RSV replicated to higher titers than HMPV in the lung and in the upper respiratory tract (URT), and virus elimination from the lungs was more rapid in HMPV-infected mice. Clinical illness as determined by airway obstruction, weight loss, and histopathology was significantly more severe after HMPV infection. A comparison of the cellular immune response revealed similar recruitment of T lymphocytes with a predominance of IFN-γ-producing CD8+ T cells. By contrast, there were obvious differences in the innate immune response.

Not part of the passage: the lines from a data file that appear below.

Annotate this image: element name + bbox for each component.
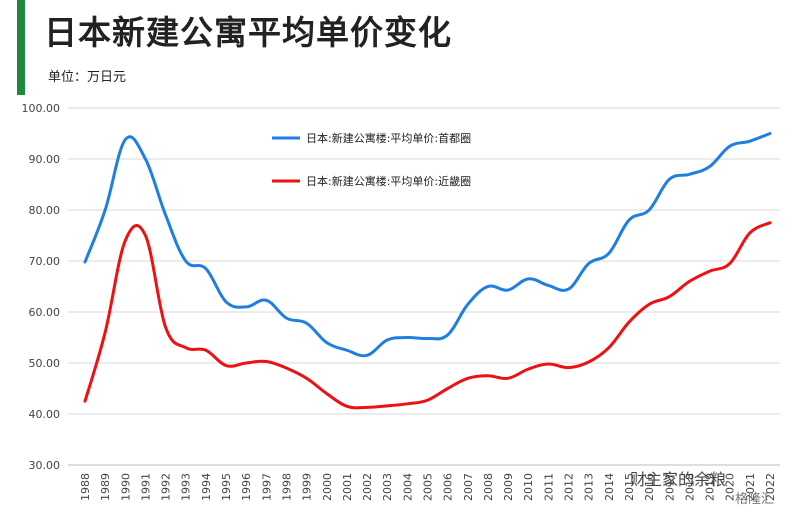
watermark-logo-text: 格隆汇 xyxy=(735,492,775,507)
y-axis-ticks: 30.00 40.00 50.00 60.00 70.00 80.00 90.00 100.0… xyxy=(22,102,61,472)
chart-series-lines xyxy=(83,132,772,410)
x-tick-label: 2001 xyxy=(341,473,354,501)
y-tick-label: 40.00 xyxy=(29,408,61,421)
watermark-text: 财主家的余粮 xyxy=(630,470,727,489)
x-tick-label: 1993 xyxy=(180,473,193,501)
x-tick-label: 2016 xyxy=(643,473,656,501)
x-tick-label: 2007 xyxy=(462,473,475,501)
x-tick-label: 2011 xyxy=(542,473,555,501)
x-tick-label: 2000 xyxy=(321,473,334,501)
y-tick-label: 30.00 xyxy=(29,459,61,472)
x-tick-label: 1999 xyxy=(301,473,314,501)
x-tick-label: 2015 xyxy=(623,473,636,501)
x-tick-label: 2004 xyxy=(401,473,414,501)
legend-label: 日本:新建公寓楼:平均单价:近畿圈 xyxy=(306,174,471,188)
x-axis-ticks: 1988 1989 1990 1991 1992 1993 1994 1995 1996 1997… xyxy=(79,473,777,501)
accent-bar xyxy=(17,0,25,95)
chart-gridlines xyxy=(68,107,780,466)
x-tick-label: 2012 xyxy=(563,473,576,501)
y-tick-label: 70.00 xyxy=(29,255,61,268)
x-tick-label: 2022 xyxy=(764,473,777,501)
legend-label: 日本:新建公寓楼:平均单价:首都圈 xyxy=(306,131,471,145)
x-tick-label: 1988 xyxy=(79,473,92,501)
y-tick-label: 90.00 xyxy=(29,153,61,166)
x-tick-label: 2002 xyxy=(361,473,374,501)
y-tick-label: 80.00 xyxy=(29,204,61,217)
x-tick-label: 1996 xyxy=(240,473,253,501)
x-tick-label: 2013 xyxy=(583,473,596,501)
x-tick-label: 2017 xyxy=(663,473,676,501)
x-tick-label: 2006 xyxy=(442,473,455,501)
x-tick-label: 2010 xyxy=(522,473,535,501)
x-tick-label: 2009 xyxy=(502,473,515,501)
x-tick-label: 2020 xyxy=(724,473,737,501)
x-tick-label: 1992 xyxy=(160,473,173,501)
x-tick-label: 1990 xyxy=(119,473,132,501)
x-tick-label: 2019 xyxy=(704,473,717,501)
y-tick-label: 100.00 xyxy=(22,102,61,115)
page-title: 日本新建公寓平均单价变化 xyxy=(44,13,452,52)
x-tick-label: 1991 xyxy=(139,473,152,501)
series-line-kinki-region xyxy=(83,221,772,410)
x-tick-label: 2021 xyxy=(744,473,757,501)
x-tick-label: 2008 xyxy=(482,473,495,501)
x-tick-label: 2003 xyxy=(381,473,394,501)
x-tick-label: 2014 xyxy=(603,473,616,501)
x-tick-label: 1994 xyxy=(200,473,213,501)
unit-label: 单位：万日元 xyxy=(48,70,127,85)
x-tick-label: 1995 xyxy=(220,473,233,501)
x-tick-label: 2018 xyxy=(683,473,696,501)
series-line-capital-region xyxy=(83,132,772,358)
x-tick-label: 1998 xyxy=(280,473,293,501)
x-tick-label: 1997 xyxy=(260,473,273,501)
y-tick-label: 60.00 xyxy=(29,306,61,319)
x-tick-label: 2005 xyxy=(422,473,435,501)
y-tick-label: 50.00 xyxy=(29,357,61,370)
x-tick-label: 1989 xyxy=(99,473,112,501)
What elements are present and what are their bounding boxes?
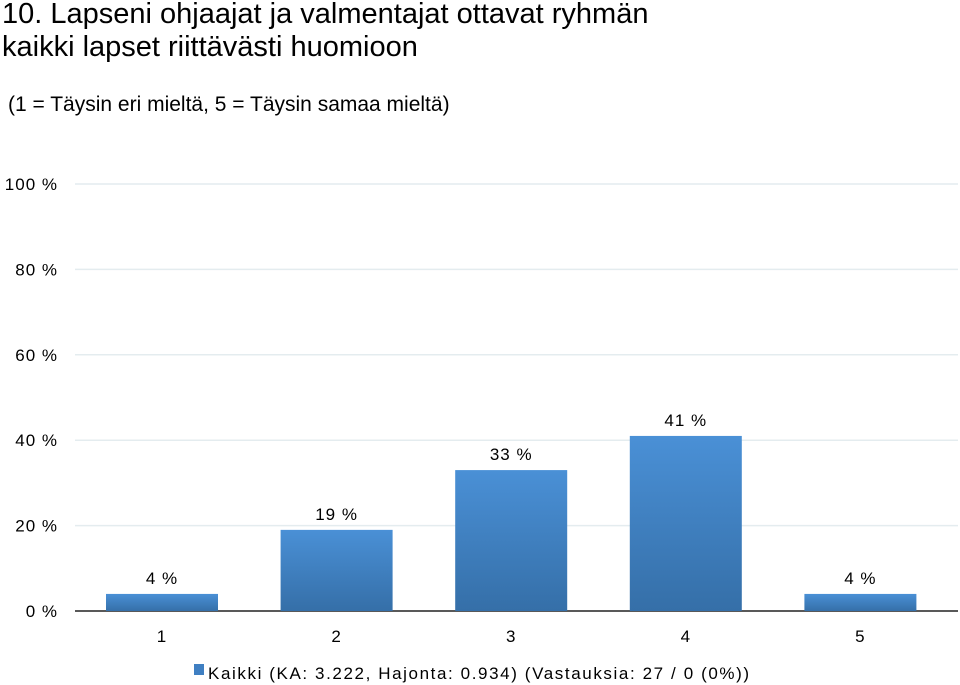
bar-2	[280, 529, 393, 611]
y-axis-ticks: 0 % 20 % 40 % 60 % 80 % 100 %	[5, 175, 58, 621]
x-tick-label: 5	[855, 627, 865, 646]
bar-1	[106, 593, 218, 611]
y-tick-label: 40 %	[15, 431, 58, 450]
x-tick-label: 3	[506, 627, 516, 646]
data-label: 19 %	[315, 505, 358, 524]
bars	[106, 435, 917, 611]
x-tick-label: 4	[681, 627, 691, 646]
data-labels: 4 % 19 % 33 % 41 % 4 %	[146, 411, 876, 588]
y-tick-label: 60 %	[15, 346, 58, 365]
y-tick-label: 20 %	[15, 517, 58, 536]
y-tick-label: 80 %	[15, 260, 58, 279]
x-tick-label: 2	[331, 627, 341, 646]
chart-subtitle: (1 = Täysin eri mieltä, 5 = Täysin samaa…	[8, 93, 450, 116]
x-tick-label: 1	[157, 627, 167, 646]
x-axis-ticks: 1 2 3 4 5	[157, 627, 865, 646]
data-label: 4 %	[844, 569, 876, 588]
data-label: 33 %	[490, 445, 533, 464]
data-label: 4 %	[146, 569, 178, 588]
title-line-1: 10. Lapseni ohjaajat ja valmentajat otta…	[2, 0, 649, 30]
legend: Kaikki (KA: 3.222, Hajonta: 0.934) (Vast…	[194, 664, 751, 683]
legend-label: Kaikki (KA: 3.222, Hajonta: 0.934) (Vast…	[208, 664, 751, 683]
bar-5	[804, 593, 917, 611]
bar-3	[455, 470, 568, 611]
bar-4	[629, 435, 742, 611]
y-tick-label: 0 %	[26, 602, 58, 621]
chart-title: 10. Lapseni ohjaajat ja valmentajat otta…	[2, 0, 648, 64]
legend-swatch	[194, 664, 204, 675]
data-label: 41 %	[664, 411, 707, 430]
y-tick-label: 100 %	[5, 175, 58, 194]
title-line-2: kaikki lapset riittävästi huomioon	[2, 31, 418, 63]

After HMPV infection, more neutrophils could be detected in the airways and there were more activated NK cells than in RSV-infected mice. This correlated with higher levels of IL-6, TNF-α and MCP-1.

Conclusion

This study shows important differences in HMPV and RSV pathogenesis and suggests that the pronounced innate immune response observed after HMPV infection might be instrumental in the severe pathology.